Where does Databricks write data?

This article details locations Databricks writes data with common operations and configurations. Because Databricks provides a suite of tools that span many technologies and interact with cloud resources in a shared-responsibility model, the default locations used to store data vary based on the execution environment, configurations, and libraries.

The information in this article is meant to help you understand default paths for various operations and how configurations might alter these defaults. Data stewards and administrators looking for guidance on configuring and controlling access to data should see Data governance guide.

Where does Unity Catalog store data files?

Unity Catalog relies on administrators to configure relationships between cloud storage and relational objects. The exact location where data resides depends on how administrators have configured relations.

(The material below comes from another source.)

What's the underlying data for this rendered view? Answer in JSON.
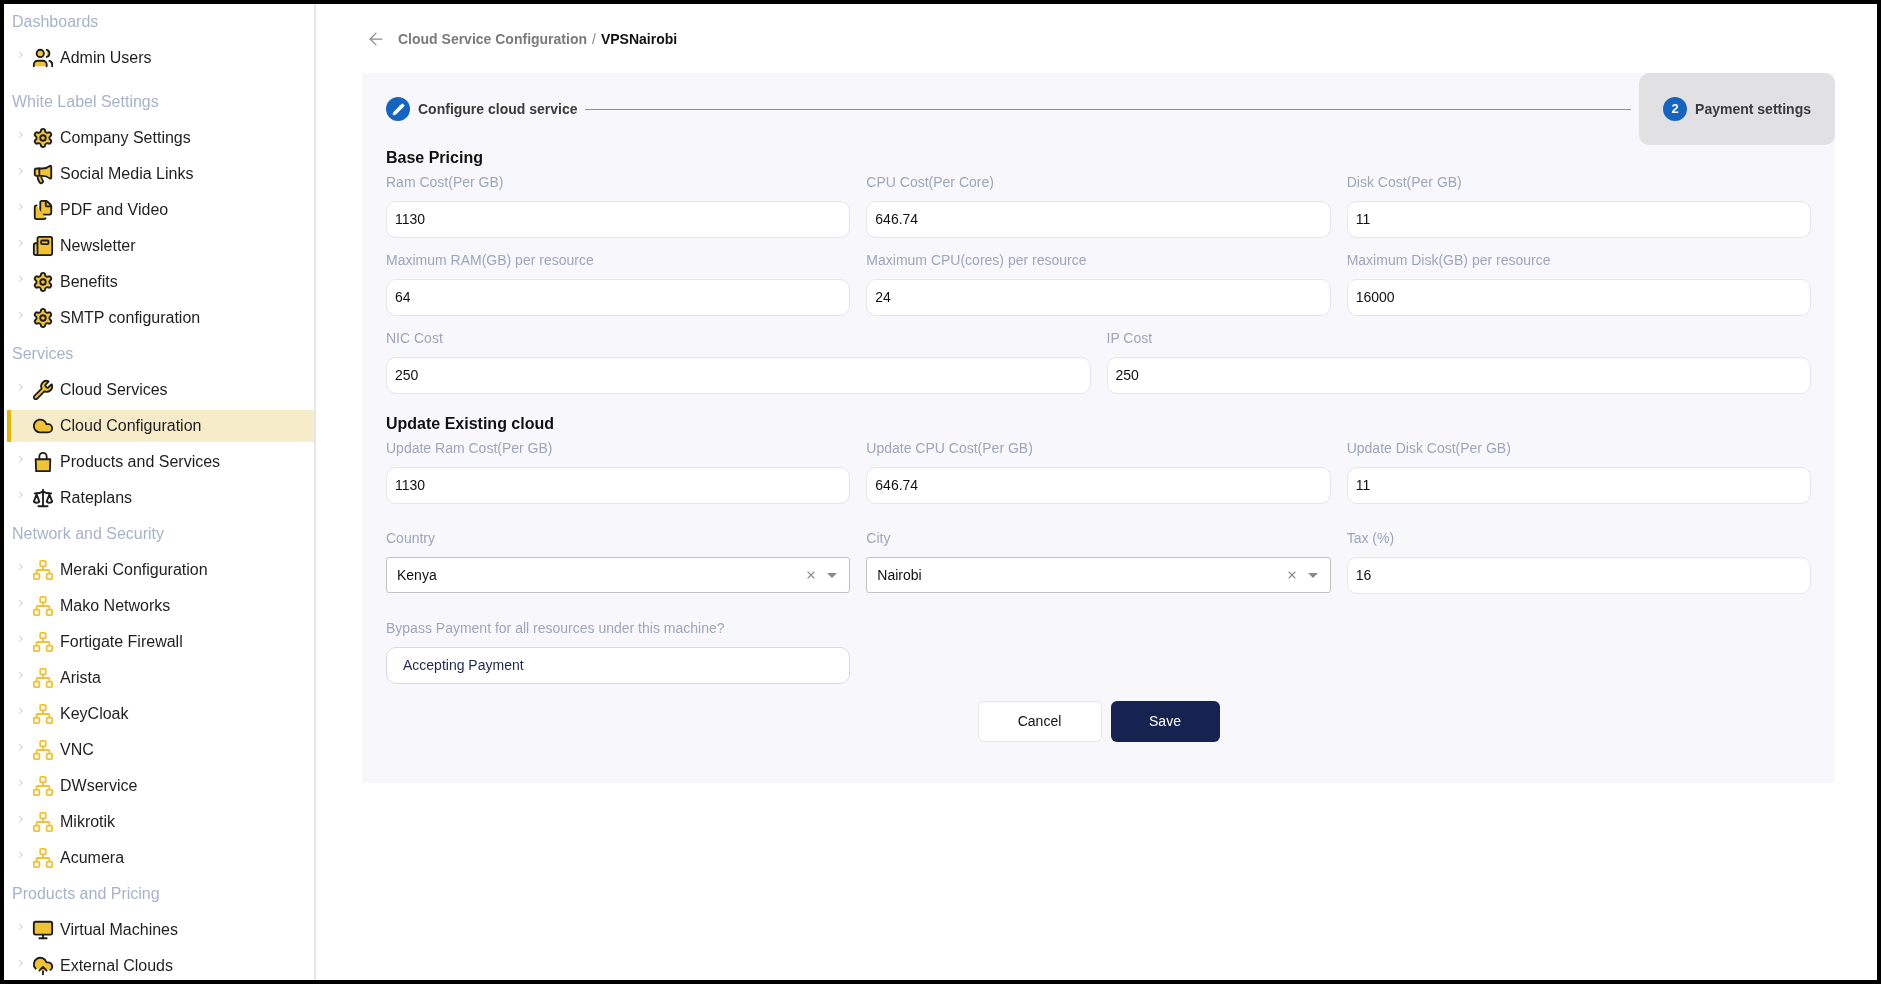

Data written or uploaded to objects governed by Unity Catalog is stored in one of the following locations:

  • A managed storage location associated with a metastore, catalog, or schema. Data written or uploaded to managed tables and managed volumes use managed storage. See Managed storage.

  • An external location configured with storage credentials. Data written or uploaded to external tables and external volumes use external storage. See Manage external locations and storage credentials.

Where does Databricks SQL store data backing tables?

When you run a CREATE TABLE statement with Databricks SQL configured with Unity Catalog, the default behavior is to store data files in a managed storage location configured with Unity Catalog. See Where does Unity Catalog store data files?.

The legacy hive_metastore catalog follows different rules. See Work with Unity Catalog and the legacy Hive metastore.

Where does Delta Live Tables store data files?

Databricks recommends using Unity Catalog when creating DLT pipelines. Data is stored in directories within the managed storage location associated with the target schema.

You can optionally configure DLT pipelines using Hive metastore. When configured with Hive metastore, you can specify a storage location on DBFS or cloud object storage. If you do not specify a location, a location on the DBFS root is assigned to your pipeline.

Where does Apache Spark write data files?

Databricks recommends using object names with Unity Catalog for reading and writing data. You can also write files to Unity Catalog volumes using the following pattern: /Volumes/<catalog>/<schema>/<volume>/<path>/<file-name>. You must have sufficient privileges to upload, create, update, or insert data to Unity Catalog-governed objects.

You can optionally use universal resource indicators (URIs) to specify paths to data files. URIs vary depending on the cloud provider. You must also have write permissions configured for your current compute to write to cloud object storage.

Databricks uses the Databricks Filesystem to map Apache Spark read and write commands back to cloud object storage. Each Databricks workspace comes with a DBFS root storage location configured in the cloud account allocated for the workspace, which all users can access for reading and writing data. Databricks does not recommend using the DBFS root for storing any production data. See What is the Databricks File System (DBFS)? and Recommendations for working with DBFS root.

Where does pandas write data files on Databricks?

In Databricks Runtime 14.0 and above, the default current working directory (CWD) for all local Python read and write operations is the directory containing the notebook. If you provide only a filename when saving a data file, pandas saves that data file as a workspace file parallel to your currently running notebook.

Not all Databricks Runtime versions support workspace files, and some Databricks Runtime versions have differing behavior depending on whether you use notebooks or Repos. See What is the default current working directory in Databricks Runtime 14.0 and above?.